Other evidence supported the jury’s finding of the agreement element of the crime of conspiracy. Independent evidence tending to show agreement included evidence that defendant agreed to drive Cook to defendant and Melissa’s house; defendant brought a gun, mask, and gloves for Cook; and defendant told Cook which door would be unlocked. Also, agreement could be inferred from the fact that Cook did in fact kill defendant’s wife. Therefore, the trial court did not need to rely on evidence necessary to prove the crime when finding the inducement aggravating factor. The trial court properly found the aggravating factor that defendant induced Cook to kill his wife.

[2] Second, defendant argues in support of this assignment of error that, in sentencing him for the conspiracy, the trial court should have found the statutory mitigating factor that he had no record of criminal convictions. N.C.G.S. § 15A-1340.4(a)(2)(a). Defendant points out that in its capital sentencing instructions to the jury, the trial court peremptorily instructed the jury to find the nonstatutory mitigating circumstance that defendant had no prior criminal convictions. Defendant reasons that because of this instruction in the capital sentencing proceeding, the trial court was required to find the same mitigator when sentencing him under the Fair Sentencing Act for the felonious conspiracy. We disagree.
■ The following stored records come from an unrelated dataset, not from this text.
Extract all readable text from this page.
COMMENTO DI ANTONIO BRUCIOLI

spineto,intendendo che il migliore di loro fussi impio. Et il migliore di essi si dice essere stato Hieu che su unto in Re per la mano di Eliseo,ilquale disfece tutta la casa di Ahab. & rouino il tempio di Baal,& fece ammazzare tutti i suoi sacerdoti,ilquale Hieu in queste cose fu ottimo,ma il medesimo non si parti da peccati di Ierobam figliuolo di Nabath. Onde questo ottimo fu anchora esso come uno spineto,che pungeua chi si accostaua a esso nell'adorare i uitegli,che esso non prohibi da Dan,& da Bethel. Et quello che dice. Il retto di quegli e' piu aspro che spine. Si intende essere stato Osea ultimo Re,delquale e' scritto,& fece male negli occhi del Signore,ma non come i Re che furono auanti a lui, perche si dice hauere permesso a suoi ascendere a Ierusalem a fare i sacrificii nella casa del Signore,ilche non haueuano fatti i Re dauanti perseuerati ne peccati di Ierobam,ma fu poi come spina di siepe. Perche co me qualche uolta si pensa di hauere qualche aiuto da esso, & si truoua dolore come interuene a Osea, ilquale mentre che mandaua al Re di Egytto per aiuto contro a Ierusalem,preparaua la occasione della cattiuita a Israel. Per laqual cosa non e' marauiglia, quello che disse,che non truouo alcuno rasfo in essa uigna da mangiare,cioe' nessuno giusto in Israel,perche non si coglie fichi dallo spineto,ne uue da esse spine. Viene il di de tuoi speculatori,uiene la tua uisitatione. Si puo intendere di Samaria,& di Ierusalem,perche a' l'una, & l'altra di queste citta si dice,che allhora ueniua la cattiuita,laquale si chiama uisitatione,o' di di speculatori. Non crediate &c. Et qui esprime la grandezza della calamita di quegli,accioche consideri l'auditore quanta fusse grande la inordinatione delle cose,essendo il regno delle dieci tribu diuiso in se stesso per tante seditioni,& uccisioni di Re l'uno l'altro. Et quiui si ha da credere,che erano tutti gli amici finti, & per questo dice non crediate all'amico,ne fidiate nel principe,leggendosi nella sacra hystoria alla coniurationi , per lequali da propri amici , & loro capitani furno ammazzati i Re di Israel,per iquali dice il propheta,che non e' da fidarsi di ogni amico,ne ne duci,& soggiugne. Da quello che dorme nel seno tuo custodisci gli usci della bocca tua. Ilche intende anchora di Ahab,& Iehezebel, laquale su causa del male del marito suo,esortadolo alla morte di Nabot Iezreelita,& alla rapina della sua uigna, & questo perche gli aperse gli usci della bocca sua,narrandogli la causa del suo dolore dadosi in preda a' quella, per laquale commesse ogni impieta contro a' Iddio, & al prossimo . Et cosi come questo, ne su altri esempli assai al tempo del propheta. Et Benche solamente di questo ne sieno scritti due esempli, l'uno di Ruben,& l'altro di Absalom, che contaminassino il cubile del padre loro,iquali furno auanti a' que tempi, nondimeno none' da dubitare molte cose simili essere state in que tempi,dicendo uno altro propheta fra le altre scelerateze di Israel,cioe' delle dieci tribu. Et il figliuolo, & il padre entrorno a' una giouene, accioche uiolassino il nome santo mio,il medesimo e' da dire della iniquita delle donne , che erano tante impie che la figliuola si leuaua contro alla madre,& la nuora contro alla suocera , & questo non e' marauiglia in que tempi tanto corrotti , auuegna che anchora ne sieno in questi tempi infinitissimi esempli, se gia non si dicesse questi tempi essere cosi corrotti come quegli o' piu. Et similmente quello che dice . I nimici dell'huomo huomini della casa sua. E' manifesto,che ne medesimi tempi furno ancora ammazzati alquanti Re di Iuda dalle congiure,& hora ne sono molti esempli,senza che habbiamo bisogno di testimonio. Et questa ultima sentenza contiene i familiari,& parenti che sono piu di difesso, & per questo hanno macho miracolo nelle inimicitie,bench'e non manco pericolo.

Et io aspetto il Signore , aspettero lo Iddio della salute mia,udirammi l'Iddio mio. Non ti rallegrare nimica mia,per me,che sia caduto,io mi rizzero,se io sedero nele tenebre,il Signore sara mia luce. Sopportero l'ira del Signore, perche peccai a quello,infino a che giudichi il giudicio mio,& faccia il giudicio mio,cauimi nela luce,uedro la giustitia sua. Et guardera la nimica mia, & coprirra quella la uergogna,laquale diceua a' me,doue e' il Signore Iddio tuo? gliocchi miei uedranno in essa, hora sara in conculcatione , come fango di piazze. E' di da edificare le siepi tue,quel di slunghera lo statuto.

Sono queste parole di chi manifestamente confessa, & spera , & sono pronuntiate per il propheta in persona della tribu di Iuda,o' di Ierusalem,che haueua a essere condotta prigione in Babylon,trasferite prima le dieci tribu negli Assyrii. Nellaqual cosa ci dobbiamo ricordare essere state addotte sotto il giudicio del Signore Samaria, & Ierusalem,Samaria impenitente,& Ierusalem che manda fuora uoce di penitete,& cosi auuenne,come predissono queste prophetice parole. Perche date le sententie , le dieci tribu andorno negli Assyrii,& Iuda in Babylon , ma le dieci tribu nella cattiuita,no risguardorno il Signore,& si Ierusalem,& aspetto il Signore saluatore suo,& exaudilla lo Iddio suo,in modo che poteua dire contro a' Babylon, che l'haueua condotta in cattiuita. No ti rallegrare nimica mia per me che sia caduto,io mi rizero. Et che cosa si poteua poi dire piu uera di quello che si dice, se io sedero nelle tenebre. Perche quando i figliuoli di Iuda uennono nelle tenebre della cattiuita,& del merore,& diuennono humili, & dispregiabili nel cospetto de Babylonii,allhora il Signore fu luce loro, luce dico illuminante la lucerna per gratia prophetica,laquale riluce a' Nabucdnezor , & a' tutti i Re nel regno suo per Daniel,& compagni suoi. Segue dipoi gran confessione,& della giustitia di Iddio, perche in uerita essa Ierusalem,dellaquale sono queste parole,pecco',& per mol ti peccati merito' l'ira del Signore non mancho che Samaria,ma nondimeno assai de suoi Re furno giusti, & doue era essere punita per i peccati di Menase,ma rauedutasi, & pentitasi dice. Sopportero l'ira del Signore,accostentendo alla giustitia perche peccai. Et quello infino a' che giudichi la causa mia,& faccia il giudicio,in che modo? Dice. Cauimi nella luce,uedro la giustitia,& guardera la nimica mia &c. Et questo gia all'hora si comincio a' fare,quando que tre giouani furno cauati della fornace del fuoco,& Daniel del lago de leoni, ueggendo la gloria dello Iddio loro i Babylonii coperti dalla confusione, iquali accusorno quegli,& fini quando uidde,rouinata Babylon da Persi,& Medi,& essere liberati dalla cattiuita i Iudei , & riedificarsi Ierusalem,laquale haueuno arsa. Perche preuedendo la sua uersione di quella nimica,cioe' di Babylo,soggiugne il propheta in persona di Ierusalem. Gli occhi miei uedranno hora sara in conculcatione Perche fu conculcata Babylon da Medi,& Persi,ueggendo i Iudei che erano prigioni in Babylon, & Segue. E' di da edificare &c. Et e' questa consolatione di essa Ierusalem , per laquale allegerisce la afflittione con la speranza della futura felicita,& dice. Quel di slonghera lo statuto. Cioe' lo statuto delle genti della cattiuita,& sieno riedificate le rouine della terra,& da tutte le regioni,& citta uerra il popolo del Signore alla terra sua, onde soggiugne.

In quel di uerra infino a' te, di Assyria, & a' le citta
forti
Under the Fair Sentencing Act, the trial court was required to consider the statutorily enumerated mitigating factors it found to exist. Furthermore, the trial court “must find a mitigating factor when the evidence is uncontradicted, substantial, and manifestly credible.”*515 State v. Tucker, 329 N.C. 709, 725, 407 S.E.2d 805, 815 (1991). The burden was on defendant to produce such evidence and to prove the factor by a preponderance of the evidence. Id. However, the trial court ordinarily is not required to find the same mitigating factors in felony sentencing as were previously found by a jury in capital sentencing. Id.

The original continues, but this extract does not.